Par exemple, une étude réalisée en 2018 [en anglais seulement] estimait que le Canada pourrait accroître sa productivité de 5 % s’il procédait à une réforme réglementaire mettant davantage l’accent sur la concurrence dans l’économie canadienne. Tout comme une entreprise confrontée à une concurrence croissante, je pense que nous n’avons pas encore exploré tout notre potentiel concurrentiel en tant que pays, mais nous travaillons dur pour changer cela. Nous avons récemment publié une boîte à outils pour nous aider à renforcer notre économie grâce à l’adoption de politiques plus favorables à la concurrence. Cette publication est disponible sur notre site Web et j’encourage tout le monde à y jeter un coup d’œil. Nous devons tous réfléchir ensemble à ces questions importantes et je vous demande d’envisager comment les principes de la concurrence peuvent être intégrés dans les domaines auxquels touche votre travail. Et, bien sûr, notre équipe au Bureau est prête à aider les responsables de la réglementation et les décideurs politiques qui voudraient évaluer l’impact sur la concurrence de réglementations existantes ou proposées.

Conclusion

Alors que nous nous dirigeons vers un hiver difficile, je voudrais terminer sur une note positive. Bien qu’incroyablement difficile à bien des égards, l’année écoulée nous a montré ce dont les Canadiens sont capables en temps de crise. Nous avons fait face à cette crise non pas individuellement, mais ensemble, et il existe une force et une détermination énormes dans notre grande nation pour surmonter cette tempête et en sortir plus forts de l’autre côté. La réussite économique de notre nation est, au bout du compte, une responsabilité partagée.

Le Canada a le potentiel de récolter les bénéfices réels d’une culture de la concurrence forte, mais cela exige que nous nous engagions tous. Le rôle du Bureau est de veiller à ce que ceux qui détiennent le pouvoir économique au Canada n’abusent pas de ce pouvoir, et à ce que les entreprises de toutes tailles puissent se livrer une concurrence libre et loyale. Nous continuerons également à promouvoir et à prôner des environnements réglementaires qui donnent la priorité à la concurrence. Tous les ordres de gouvernement doivent trouver le délicat équilibre entre la réglementation et la concurrence. Les entreprises de toutes tailles doivent se livrer une concurrence vigoureuse sur la base de leurs mérites afin de progresser, d’innover, de croître et d’éviter de stagner au détriment de tous.
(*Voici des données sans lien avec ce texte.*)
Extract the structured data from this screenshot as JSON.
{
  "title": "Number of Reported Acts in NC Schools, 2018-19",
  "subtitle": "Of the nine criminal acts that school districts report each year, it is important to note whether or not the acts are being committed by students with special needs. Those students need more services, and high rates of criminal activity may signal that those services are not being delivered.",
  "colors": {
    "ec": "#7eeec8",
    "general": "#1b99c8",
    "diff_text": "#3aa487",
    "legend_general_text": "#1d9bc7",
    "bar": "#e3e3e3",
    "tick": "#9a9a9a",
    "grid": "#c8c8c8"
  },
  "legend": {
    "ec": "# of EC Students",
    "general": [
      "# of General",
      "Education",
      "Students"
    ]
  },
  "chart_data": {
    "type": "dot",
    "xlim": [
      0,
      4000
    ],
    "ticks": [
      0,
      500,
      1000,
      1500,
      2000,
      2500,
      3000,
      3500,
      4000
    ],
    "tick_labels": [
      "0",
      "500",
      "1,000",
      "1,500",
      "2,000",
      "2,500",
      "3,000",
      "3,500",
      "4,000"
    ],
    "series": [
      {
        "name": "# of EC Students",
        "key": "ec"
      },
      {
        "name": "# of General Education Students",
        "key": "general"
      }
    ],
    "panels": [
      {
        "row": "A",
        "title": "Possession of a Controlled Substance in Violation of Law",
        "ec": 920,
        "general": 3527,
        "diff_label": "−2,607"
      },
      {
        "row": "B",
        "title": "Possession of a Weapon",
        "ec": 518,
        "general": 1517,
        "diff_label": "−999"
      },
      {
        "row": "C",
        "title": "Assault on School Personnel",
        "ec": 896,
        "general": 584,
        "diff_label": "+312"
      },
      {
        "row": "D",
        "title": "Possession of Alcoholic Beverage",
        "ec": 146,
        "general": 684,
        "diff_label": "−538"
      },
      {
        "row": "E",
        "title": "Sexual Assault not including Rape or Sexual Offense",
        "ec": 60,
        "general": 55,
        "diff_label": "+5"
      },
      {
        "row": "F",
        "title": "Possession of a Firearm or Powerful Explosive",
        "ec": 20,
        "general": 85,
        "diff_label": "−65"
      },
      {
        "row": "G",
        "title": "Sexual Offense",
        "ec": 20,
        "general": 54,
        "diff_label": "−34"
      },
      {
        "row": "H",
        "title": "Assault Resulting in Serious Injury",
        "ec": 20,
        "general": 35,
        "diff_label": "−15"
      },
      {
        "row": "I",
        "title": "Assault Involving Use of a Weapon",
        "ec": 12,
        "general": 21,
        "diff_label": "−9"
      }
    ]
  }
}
Les consommateurs doivent continuer à voter avec leur portefeuille et à exprimer leur désir d’une concurrence accrue dans tout le pays.

En temps de crise, et dans la reprise économique que nous anticipons, nous savons qu’il est plus important que jamais de s’acquitter de notre responsabilité commune.

Je vous remercie encore une fois de m’avoir invité à m’adresser à vous aujourd’hui, et j’attends avec impatience notre discussion.